File attachment fields: restrict file types
Many companies use file attachment fields to store things like photos of their products or customer contracts. Wouldn’t it be nice to control what types of files users are allowed to upload? Read on to learn how you can use custom data rules to restrict which types of files are can be uploaded.
What are custom data rules?
Custom Data Rules allow app builders to create business logic that can be applied anytime someone adds or updates data in a Quick Base table. Whether a user is updating a few rows in Grid Edit or uploading new records from a spreadsheet, adding a Custom Data Rule allows administrators to automatically validate changes to data and ensure that everything is in the right format.
To create custom data rules, you write a conditional formula which lists all the types of invalid data you want to disallow and a matching error message for each type of invalid data. To get started, open the table where you want to add custom data rules, then click the blue gear icon. Next, choose Advanced Settings and check the box labeled “Turn custom data rules on?”. Finally, enter your formula and then click Save at the top of the page.
NOTE: You could use form rules for this as well, but it’s now a best practice to avoid using form rules for data validation. The reason is, form rules only apply when users enter data one record at a time using a form. Custom data rules, on the other hand, are comprehensive. They apply anywhere data could be entered, like grid edit, via API calls, imports, etc. Form rules are still helpful for displaying fields/sections conditionally, but you should no longer use them for validating data.
Learn more about custom data rules here.
Example custom data rules for restricting field types
Enter formulas like the ones below as a custom data rule for your table, so you can restrict what types of files may be uploaded in a specific field.
|If you want to...
||Use this formula
|Restrict a contract field to only accept PDFs.
var Text fileType = Right(ToText([Customer Contract]),".");
If($fileType != "pdf",
"Can only upload PDF files to the Customer Contract field.")
|Restrict a photo field to only accept JPGs, JPEGs, and PNGs.
var Text fileType = Right(ToText([Photo]),".");
If($fileType != "png" and $fileType != "jpg" and $fileType != "jpeg",
"Can only upload JPG, JPEG, or PNG files to the Photo field.")

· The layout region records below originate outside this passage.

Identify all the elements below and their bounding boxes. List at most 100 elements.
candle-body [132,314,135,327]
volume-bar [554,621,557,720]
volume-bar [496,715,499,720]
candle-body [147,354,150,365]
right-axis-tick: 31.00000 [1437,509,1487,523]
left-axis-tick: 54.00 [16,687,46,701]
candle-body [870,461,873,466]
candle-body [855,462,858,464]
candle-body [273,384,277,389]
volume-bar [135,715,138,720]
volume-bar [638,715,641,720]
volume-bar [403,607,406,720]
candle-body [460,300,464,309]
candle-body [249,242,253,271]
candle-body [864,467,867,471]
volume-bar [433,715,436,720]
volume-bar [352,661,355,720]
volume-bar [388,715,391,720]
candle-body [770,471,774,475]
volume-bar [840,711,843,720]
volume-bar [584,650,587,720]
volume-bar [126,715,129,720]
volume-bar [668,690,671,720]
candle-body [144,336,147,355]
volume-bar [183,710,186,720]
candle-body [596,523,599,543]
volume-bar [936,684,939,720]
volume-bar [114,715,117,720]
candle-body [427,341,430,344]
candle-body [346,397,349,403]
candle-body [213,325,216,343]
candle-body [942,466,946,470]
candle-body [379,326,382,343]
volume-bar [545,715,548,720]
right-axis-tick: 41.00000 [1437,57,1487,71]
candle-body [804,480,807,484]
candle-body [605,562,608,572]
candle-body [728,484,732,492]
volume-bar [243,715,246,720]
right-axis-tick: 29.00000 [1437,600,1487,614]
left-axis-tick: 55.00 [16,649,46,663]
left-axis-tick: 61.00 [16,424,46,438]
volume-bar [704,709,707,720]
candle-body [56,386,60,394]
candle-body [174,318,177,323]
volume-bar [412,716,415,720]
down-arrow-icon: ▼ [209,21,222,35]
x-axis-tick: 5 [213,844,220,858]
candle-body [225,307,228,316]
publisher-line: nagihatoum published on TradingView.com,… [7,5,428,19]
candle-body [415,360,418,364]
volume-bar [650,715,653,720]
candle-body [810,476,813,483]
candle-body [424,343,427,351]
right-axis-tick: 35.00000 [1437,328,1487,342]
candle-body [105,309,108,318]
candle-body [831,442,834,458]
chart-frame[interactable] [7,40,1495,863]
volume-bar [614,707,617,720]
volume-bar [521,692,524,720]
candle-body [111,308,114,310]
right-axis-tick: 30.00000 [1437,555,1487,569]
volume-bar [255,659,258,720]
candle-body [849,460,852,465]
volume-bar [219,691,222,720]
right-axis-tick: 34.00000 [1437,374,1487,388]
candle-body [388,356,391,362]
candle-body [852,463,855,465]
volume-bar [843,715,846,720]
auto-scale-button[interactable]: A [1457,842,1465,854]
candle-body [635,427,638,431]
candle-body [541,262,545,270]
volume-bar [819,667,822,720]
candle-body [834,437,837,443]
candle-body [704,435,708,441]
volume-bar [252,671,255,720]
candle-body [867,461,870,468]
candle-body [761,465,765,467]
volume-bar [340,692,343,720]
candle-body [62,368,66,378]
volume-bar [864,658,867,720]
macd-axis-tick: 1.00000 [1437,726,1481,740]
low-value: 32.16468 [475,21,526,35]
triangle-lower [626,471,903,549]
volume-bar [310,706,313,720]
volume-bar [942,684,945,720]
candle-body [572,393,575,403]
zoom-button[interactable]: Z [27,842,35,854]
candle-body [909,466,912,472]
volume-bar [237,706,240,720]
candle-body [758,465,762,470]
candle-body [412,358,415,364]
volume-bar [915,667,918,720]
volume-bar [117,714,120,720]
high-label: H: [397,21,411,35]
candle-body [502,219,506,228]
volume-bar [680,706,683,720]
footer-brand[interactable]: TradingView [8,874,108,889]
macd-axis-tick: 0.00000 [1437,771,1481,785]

|Restrict any attachment field so it does not accept files of potentially unsafe types such as EXE or JS.
var Text fileType = Right(ToText([Attachment]),".");
If($fileType = "exe" or $fileType = "js",
"Cannot upload unsafe types of files like EXE or JS.")
Each example above restricts what type of file may be uploaded for a single file attachment field. If your table includes several file attachments field which should restrict file type, you can expand your conditional formula to cover that. For instance, an HR on-boarding app may have fields for a resume, W9 form, and background check. If you want to ensure all files upload to all three of those fields are PDFs, your formula will look like this:var Text fileTypeResume = Right(ToText([Resume]),".");var Text fileTypeWNine = Right(ToText([W9]),".");var Text fileTypeBackgroundCheck = Right(ToText([Background Check]),".");var Text checkResume = If($fileTypeResume = "exe" or $fileTypeResume = "js","Resume: Cannot upload unsafe types of files like EXE or JS.");var Text checkINine = If($fileTypeWNine = "exe" or $fileTypeWNine = "js","W9: Cannot upload unsafe types of files like EXE or JS.");var Text checkBackgroundCheck = If($fileTypeBackgroundCheck = "exe" or $fileTypeBackgroundCheck = "js","Background Check: Cannot upload unsafe types of files like EXE or JS.");List(" ", $checkResume, $checkINine, $checkBackgroundCheck)
When writing your error messages, be specific. For instance, if your custom data rules cover multiple fields then your error messages should let the user know which field they need to fix.